By Umar Cheema
ISLAMABAD: Several high-profile retired generals, air marshals and admirals, who have asked President Musharraf to resign, have announced to seek an unqualified apology from the Pakistani nation for imposing martial laws in the past, abrogating the Constitution several times and not letting democracy flourish in the last 60 years.
They would make this admission of guilt today (Thursday) at a press conference with a request for forgiveness from the people of Pakistan, who have been suffering at the hands of dictatorship for the role played by them and their successors. They have also invited General (retd) Pervez Musharraf to attend the meeting.
But surprisingly despite their apology, which would be a welcome and refreshing departure from the norm, these adventurous generals and admirals of the past are not showing enough moral courage. They have given the task of seeking the apology to a retired brigadier, Mehmood Qazi. "I will apologise on the behalf of all the ex-servicemen for the past misdeeds," Qazi told The News.
He is the convener of the meeting to be presided over by Air Marshal (retd) Asghar Khan, a man whose role against Zulfikar Ali Bhutto is well known. The first speaker of Thursday's meeting will be Lt. Gen. Abdul Majid Malik, a gentleman who was a major in 1956 when he drafted a resignation which General Ayub Khan forced President Iskandar Mirza to sign.
Malik has been a strong Musharraf supporter until the graduation clause for contesting the NA elections was introduced, leaving no option for him but to take a 'principled' stand.
Discriminatory treatment meted out to him by the PML-Q leadership further pushed him into the ex-generals' camp.
His speech will be followed by Mirza Aslam Beg, a former Army chief, whose political ambitions had forced the then president Ghulam Ishaq Khan to nominate the new Army chief three months prior to Beg's retirement. His role in the famous Mehran Bank scandal and misuse of ISI funds for electoral/political manipulation is still fresh in public memory. His then DG ISI, Lt. Gen. (retd) Asad Durrani, who had distributed Rs.140 million to win over 'for-sale' politicians never felt ashamed of his role or offered an apology.
After consuming two ambassadorial positions for four years during the Musharraf regime, Durrani has plenty of time now to criticise Musharraf. Lt Gen (retd) Hamid Gul, former DG ISI, is yet another activist who never thought very high of any civilian prime minister. As master spy, he employed all the dirty tricks to dislodge Benazir Bhutto's first government. These days he can count the damage that the Army's political role could incur on the political fabric of the society.
Another ex-serviceman and sitting President Gen. (retd) Pervez Musharraf was probably right in using the term "good for nothing generals" for some of these ex-serviceman.

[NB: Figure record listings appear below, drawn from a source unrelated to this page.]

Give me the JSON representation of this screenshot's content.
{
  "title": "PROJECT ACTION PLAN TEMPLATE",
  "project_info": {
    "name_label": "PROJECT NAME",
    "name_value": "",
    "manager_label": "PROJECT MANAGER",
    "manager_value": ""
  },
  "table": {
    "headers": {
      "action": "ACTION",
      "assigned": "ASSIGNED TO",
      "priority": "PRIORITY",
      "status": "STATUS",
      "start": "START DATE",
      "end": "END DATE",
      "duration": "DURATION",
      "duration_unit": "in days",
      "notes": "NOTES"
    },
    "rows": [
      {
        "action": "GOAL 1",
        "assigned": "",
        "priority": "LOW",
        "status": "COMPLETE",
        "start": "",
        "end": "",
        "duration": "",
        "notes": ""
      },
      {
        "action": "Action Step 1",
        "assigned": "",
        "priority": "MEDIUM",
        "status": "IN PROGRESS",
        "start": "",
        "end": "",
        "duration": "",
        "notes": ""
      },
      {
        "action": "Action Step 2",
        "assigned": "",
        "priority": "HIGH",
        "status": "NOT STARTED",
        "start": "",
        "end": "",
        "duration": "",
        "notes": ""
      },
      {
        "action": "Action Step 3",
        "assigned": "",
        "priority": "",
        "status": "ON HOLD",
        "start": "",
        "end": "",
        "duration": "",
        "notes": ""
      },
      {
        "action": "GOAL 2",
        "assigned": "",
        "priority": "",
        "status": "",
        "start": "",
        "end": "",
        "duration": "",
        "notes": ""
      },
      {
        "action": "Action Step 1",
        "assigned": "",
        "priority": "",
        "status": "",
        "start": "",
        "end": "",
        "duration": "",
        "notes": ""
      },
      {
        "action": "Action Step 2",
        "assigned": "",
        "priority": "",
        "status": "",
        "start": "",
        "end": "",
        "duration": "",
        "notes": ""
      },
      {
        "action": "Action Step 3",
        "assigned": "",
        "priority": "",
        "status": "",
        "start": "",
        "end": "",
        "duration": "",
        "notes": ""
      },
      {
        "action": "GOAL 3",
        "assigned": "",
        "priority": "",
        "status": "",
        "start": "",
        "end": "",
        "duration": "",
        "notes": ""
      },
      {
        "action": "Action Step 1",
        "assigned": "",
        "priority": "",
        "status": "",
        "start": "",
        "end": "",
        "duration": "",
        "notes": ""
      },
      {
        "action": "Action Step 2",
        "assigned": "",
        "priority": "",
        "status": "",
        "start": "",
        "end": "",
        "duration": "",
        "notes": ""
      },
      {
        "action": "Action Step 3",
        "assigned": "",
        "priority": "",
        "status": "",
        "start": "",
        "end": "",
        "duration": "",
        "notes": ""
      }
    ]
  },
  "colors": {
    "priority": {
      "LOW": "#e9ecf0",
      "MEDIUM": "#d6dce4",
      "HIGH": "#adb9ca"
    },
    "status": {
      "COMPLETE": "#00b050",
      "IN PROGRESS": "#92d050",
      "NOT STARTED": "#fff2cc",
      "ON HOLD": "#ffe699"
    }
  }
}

However, this correspondent came to realise the truth of Musharraf's words only recently when he was handed over a letter addressed to Musharraf for publication.
Initially, none of these generals was ready to name himself as the author of the letter, including those who had authored it. Air Marshal (retd) Asghar Khan, who had approved the draft of this letter, refused to acknowledge it when contacted. A ghost author and the convener of today's meeting, Brig. (retd) Mehmood Qazi, shifted the responsibility to others, including Gen. Hamid Gul, who was reluctant to own it. He rang up this correspondent to clarify that he had not written it. However, by that time the letter had gone into print.

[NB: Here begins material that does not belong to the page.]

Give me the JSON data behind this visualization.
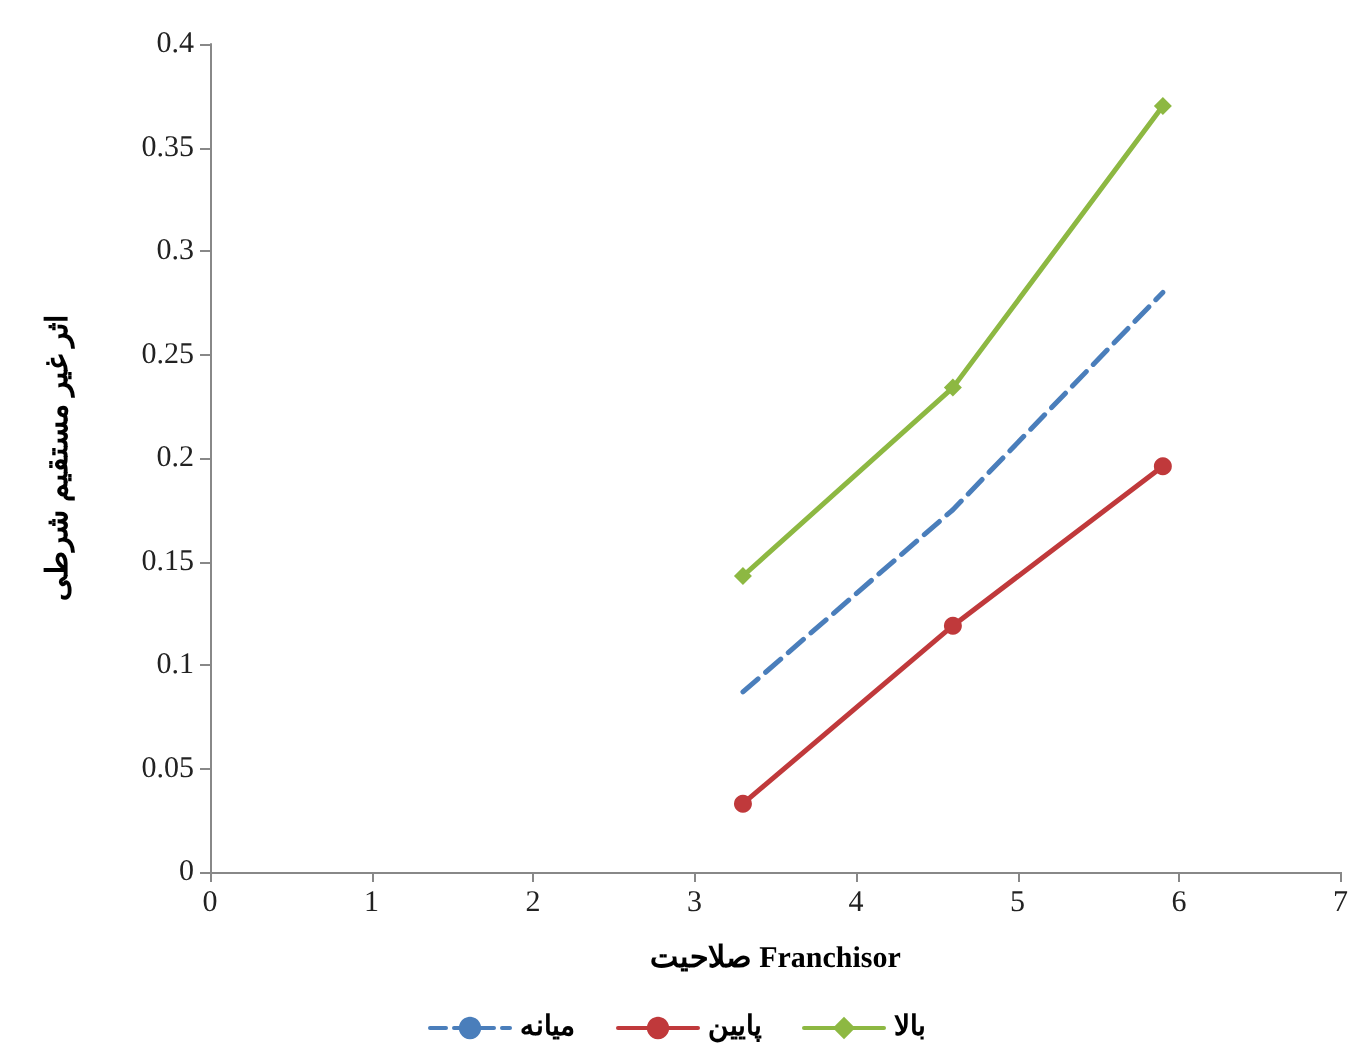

Brig. (retd) Mehmood requested this correspondent that his name should not be identified. Other co-authors also made the same request, fearing that Musharraf could retaliate.
The truth dawned upon this scribe by accident when he overheard Brig. (retd) Mehmood talking to his colleagues. He was admitting that he gave wrong names to the media. He was heard disclosing to his colleague that the letter was initially written by him and he had used unprintable language.
Mehmood told his colleagues that many ex-servicemen raised objections to his writing and sought a correction. Asghar Khan later formed a committee to redraft the letter, which was subsequently approved by him before it was sent to the press.
When confronted with these facts, Mehmood did not admit that he was sharing the real story of the letter with his colleagues, which this correspondent overheard. Mehmood, however, admitted that Gen. Hamid Gul was not the co-author of the letter and admitted that he wrongly included his name among the list of the authors. Mehmood instead said there was serious resentment shown by the co-authors, who were of the view that Gul's name must not be passed on to the press, as he was a controversial figure.